Your client application signs the request for an access token using a private key downloaded from the Google API Console. After creating a new client ID, you should choose a “Service Account” application type and then you can download the private key. Take a look at our service account sample using Google Plus API.

using System;
using System.Security.Cryptography.X509Certificates;

using Google.Apis.Auth.OAuth2;
using Google.Apis.Plus.v1;
using Google.Apis.Plus.v1.Data;
using Google.Apis.Services;

namespace Google.Apis.Samples.PlusServiceAccount
{
    /// <summary>
    /// This sample demonstrates the simplest use case for a Service Account service.
    /// The certificate needs to be downloaded from the Google API Console
    /// <see cref="https://console.developers.google.com/">
    ///   "Create another client ID..." -> "Service Account" -> Download the certificate,
    ///   rename it as "key.p12" and add it to the project.

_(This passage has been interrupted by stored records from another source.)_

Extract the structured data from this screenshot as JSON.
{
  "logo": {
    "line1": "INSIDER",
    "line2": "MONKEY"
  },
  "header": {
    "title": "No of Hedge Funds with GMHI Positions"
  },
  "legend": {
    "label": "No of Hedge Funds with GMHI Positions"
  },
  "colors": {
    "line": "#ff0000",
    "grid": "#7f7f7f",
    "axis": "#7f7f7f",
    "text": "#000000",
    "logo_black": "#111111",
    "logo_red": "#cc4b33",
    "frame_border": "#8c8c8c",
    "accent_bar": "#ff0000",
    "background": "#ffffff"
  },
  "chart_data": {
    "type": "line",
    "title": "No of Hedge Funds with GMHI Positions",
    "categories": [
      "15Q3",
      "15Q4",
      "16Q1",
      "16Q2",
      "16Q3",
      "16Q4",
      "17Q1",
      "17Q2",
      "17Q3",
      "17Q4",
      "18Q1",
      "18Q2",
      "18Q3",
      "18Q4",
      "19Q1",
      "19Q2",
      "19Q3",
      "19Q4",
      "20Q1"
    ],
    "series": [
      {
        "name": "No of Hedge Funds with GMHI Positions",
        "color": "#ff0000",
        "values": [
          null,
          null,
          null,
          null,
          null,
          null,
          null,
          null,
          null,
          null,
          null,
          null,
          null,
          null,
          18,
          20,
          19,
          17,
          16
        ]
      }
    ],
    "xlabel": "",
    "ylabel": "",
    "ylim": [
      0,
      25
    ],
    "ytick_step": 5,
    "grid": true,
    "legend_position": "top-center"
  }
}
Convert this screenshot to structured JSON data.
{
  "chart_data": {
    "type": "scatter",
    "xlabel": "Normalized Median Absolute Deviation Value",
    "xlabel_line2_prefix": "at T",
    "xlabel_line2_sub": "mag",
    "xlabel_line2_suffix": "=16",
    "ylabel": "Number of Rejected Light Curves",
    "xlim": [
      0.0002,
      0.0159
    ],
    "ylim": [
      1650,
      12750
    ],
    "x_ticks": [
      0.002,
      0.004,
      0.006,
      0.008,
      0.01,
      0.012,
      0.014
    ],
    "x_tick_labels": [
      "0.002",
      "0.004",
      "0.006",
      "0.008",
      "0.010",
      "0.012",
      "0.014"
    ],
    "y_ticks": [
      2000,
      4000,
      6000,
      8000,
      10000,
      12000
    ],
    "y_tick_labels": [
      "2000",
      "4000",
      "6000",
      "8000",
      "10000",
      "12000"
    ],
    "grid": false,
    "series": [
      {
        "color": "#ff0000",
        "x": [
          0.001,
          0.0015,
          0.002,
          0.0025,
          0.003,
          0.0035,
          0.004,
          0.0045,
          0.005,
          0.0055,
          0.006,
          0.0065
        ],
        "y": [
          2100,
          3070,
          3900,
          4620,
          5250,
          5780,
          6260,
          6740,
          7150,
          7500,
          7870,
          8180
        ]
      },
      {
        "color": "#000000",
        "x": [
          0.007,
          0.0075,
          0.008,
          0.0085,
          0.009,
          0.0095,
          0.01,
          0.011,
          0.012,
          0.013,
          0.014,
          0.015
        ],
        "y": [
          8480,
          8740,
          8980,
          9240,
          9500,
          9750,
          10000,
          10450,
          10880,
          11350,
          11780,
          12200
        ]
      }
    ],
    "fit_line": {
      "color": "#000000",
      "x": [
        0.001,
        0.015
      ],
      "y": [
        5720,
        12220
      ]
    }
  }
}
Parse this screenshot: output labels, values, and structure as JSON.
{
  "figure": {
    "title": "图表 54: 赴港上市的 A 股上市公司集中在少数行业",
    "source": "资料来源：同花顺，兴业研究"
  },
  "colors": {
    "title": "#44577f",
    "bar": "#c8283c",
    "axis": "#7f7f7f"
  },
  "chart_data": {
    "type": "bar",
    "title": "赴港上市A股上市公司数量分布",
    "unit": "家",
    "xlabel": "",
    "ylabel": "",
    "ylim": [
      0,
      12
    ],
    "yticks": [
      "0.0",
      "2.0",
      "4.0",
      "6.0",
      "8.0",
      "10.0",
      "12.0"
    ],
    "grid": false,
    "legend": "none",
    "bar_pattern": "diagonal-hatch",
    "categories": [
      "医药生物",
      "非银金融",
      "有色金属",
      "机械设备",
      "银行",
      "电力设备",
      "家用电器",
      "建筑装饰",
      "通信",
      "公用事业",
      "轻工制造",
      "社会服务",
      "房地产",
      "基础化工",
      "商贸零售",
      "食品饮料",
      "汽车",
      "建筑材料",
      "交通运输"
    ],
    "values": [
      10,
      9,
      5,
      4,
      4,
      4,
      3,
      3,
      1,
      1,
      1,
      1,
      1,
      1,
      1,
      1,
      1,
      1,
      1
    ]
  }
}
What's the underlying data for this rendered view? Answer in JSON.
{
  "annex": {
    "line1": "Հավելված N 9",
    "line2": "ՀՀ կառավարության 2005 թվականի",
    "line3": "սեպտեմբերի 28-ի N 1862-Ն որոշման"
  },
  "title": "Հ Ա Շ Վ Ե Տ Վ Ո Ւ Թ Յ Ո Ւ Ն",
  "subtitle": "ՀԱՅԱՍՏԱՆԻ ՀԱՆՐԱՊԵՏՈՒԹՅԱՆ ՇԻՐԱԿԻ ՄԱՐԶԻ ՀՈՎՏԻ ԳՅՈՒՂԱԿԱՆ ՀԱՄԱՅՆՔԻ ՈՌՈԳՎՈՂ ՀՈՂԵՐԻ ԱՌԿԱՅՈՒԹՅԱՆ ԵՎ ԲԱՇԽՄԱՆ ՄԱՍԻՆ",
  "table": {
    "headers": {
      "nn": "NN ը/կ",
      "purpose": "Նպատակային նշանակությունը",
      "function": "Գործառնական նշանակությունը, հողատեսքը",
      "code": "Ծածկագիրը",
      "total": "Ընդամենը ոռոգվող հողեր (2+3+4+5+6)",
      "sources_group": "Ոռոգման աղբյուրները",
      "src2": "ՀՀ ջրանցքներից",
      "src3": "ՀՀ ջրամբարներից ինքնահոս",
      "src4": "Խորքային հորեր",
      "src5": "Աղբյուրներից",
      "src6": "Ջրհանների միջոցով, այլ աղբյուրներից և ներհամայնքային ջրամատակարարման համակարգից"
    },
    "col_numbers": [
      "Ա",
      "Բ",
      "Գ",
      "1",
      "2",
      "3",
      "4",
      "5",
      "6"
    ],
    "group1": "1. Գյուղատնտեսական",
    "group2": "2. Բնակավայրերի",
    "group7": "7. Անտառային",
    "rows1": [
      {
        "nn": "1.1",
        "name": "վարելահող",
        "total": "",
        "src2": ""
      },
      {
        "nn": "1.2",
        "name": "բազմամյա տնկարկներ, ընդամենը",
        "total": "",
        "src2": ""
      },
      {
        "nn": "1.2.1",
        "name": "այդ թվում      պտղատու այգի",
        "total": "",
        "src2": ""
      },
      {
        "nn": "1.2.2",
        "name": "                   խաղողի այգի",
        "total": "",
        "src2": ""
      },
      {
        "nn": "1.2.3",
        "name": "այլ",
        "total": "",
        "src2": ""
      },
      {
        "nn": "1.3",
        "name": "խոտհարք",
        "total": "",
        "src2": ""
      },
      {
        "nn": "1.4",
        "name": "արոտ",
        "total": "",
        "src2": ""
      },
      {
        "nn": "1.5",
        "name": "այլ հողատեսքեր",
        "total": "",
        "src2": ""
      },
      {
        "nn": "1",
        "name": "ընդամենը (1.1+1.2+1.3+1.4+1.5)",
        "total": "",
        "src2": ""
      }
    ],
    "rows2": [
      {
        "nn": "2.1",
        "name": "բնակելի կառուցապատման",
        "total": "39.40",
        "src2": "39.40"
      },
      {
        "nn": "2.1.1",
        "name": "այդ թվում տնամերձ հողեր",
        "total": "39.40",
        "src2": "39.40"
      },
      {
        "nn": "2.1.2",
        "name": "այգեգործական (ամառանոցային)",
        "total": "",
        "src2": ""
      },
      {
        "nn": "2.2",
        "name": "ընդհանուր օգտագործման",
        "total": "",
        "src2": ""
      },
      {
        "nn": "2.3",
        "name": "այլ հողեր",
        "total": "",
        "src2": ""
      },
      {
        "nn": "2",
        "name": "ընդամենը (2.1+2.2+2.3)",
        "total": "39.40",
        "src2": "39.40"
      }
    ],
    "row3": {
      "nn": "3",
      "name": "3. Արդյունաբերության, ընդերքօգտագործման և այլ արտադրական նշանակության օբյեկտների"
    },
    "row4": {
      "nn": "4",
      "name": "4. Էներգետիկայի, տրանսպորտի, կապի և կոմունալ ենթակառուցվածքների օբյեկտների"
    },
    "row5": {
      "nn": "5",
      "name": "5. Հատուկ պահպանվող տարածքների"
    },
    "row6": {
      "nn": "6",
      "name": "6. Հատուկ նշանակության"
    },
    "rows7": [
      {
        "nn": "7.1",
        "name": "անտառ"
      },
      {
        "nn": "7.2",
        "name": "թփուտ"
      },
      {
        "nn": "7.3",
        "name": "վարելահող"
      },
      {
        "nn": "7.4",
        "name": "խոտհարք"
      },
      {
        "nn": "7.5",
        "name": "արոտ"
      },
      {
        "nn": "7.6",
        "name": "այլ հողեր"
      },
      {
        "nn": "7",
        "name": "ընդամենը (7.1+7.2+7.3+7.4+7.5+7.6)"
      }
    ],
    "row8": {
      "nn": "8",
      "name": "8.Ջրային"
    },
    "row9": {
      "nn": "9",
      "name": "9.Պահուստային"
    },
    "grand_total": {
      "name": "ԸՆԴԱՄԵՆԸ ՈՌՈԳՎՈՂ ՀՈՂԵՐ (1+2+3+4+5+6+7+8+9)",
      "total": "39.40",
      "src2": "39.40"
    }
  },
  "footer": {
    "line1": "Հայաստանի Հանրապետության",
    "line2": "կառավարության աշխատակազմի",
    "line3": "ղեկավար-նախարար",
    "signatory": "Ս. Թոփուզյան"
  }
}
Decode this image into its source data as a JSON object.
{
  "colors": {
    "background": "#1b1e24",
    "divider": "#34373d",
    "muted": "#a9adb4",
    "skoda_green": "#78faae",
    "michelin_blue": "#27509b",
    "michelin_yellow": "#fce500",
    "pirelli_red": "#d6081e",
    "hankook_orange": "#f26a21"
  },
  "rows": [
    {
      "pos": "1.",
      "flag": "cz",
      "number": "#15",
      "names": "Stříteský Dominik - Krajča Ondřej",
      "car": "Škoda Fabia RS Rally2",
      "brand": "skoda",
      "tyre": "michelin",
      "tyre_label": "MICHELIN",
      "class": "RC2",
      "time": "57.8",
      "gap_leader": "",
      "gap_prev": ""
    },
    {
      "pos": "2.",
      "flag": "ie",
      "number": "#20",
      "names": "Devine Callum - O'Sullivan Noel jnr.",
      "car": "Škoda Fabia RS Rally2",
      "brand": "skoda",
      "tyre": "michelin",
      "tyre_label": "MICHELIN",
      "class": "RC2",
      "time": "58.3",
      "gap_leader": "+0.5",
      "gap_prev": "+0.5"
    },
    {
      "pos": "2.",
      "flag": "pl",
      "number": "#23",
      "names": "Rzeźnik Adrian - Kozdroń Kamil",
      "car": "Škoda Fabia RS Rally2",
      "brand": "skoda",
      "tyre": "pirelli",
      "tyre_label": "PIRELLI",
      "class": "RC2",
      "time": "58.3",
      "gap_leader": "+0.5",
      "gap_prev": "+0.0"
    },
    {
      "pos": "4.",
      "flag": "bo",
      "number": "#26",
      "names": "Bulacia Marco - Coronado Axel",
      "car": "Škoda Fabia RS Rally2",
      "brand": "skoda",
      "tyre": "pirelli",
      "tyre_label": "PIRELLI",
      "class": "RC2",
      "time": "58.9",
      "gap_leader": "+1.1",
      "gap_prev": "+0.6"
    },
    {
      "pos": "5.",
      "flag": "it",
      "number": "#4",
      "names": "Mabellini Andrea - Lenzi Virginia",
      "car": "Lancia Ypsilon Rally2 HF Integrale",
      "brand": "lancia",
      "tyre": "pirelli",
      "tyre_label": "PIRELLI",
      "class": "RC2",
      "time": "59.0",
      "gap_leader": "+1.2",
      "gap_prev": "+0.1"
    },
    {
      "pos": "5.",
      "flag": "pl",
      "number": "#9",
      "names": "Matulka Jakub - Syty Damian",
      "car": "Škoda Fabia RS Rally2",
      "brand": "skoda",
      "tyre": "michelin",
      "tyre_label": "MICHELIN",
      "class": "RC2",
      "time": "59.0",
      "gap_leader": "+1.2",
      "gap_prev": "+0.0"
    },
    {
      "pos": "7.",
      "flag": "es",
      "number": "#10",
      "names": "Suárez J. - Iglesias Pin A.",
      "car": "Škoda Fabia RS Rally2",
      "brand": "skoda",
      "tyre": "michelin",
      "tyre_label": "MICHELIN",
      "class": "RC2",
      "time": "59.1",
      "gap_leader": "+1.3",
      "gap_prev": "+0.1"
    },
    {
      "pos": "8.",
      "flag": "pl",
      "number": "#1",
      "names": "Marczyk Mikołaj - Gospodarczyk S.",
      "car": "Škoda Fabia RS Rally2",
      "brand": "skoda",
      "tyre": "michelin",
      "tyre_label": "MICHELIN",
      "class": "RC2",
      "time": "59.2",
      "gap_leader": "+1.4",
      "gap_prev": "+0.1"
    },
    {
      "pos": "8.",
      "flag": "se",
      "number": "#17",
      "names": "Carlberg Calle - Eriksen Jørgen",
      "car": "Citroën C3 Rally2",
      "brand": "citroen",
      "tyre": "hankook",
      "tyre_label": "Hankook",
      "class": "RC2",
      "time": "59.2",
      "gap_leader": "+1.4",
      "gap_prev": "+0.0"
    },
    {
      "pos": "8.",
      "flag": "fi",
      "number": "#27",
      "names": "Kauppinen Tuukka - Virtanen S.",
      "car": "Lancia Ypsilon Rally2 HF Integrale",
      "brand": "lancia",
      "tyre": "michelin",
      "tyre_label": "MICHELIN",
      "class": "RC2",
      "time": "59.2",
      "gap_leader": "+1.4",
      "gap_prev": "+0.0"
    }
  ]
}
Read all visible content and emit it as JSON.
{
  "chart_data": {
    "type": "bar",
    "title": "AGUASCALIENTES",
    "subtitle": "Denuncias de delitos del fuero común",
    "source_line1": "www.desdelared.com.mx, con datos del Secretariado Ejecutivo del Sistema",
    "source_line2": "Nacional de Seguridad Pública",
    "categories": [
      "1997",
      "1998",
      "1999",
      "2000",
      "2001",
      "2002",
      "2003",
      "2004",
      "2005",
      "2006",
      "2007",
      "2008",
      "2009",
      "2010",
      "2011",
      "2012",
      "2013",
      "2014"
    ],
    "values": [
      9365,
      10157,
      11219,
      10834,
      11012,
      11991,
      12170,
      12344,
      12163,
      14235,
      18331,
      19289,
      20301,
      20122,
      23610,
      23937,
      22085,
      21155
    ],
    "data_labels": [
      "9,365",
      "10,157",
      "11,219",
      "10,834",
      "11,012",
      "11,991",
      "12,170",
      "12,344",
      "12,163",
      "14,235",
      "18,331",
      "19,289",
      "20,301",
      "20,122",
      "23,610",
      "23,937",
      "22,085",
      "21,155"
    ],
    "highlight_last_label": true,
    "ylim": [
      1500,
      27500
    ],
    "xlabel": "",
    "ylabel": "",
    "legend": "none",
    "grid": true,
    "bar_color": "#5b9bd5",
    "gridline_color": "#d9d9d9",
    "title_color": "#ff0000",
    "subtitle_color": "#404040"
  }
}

Don't forget to change the Build action
    ///   to "Content" and the Copy to Output Directory to "Copy if newer".
    /// </summary>
    public class Program
    {
        // A known public activity.
        private static String ACTIVITY_ID = "z12gtjhq3qn2xxl2o224exwiqruvtda0i";

        public static void Main(string[] args)
        {
            Console.WriteLine("Plus API - Service Account");
            Console.WriteLine("==========================");

            String serviceAccountEmail = "SERVICE_ACCOUNT_EMAIL_HERE";

            var certificate = new X509Certificate2(@"key.p12", "notasecret", X509KeyStorageFlags.Exportable);

            ServiceAccountCredential credential = new ServiceAccountCredential(
               new ServiceAccountCredential.Initializer(serviceAccountEmail)
               {
                   Scopes = new[] { PlusService.Scope.PlusMe }
               }.FromCertificate(certificate));

            // Create the service.
            var service = new PlusService(new BaseClientService.Initializer()
            {
                HttpClientInitializer = credential,
                ApplicationName = "Plus API Sample",
            });

            Activity activity = service.Activities.Get(ACTIVITY_ID).Execute();
            Console.WriteLine("  Activity: " + activity.Object.Content);
            Console.WriteLine("  Video: " + activity.Object.Attachments[0].Url);

            Console.WriteLine("Press any key to continue...");
            Console.ReadKey();
        }
    }
}

The above sample code creates a ServiceAccountCredential. The required scopes are set and there is a call to FromCertificate, which loads the private key from the given X509Certificate2. As in all other samples code, the credential is set as HttpClientInitializer.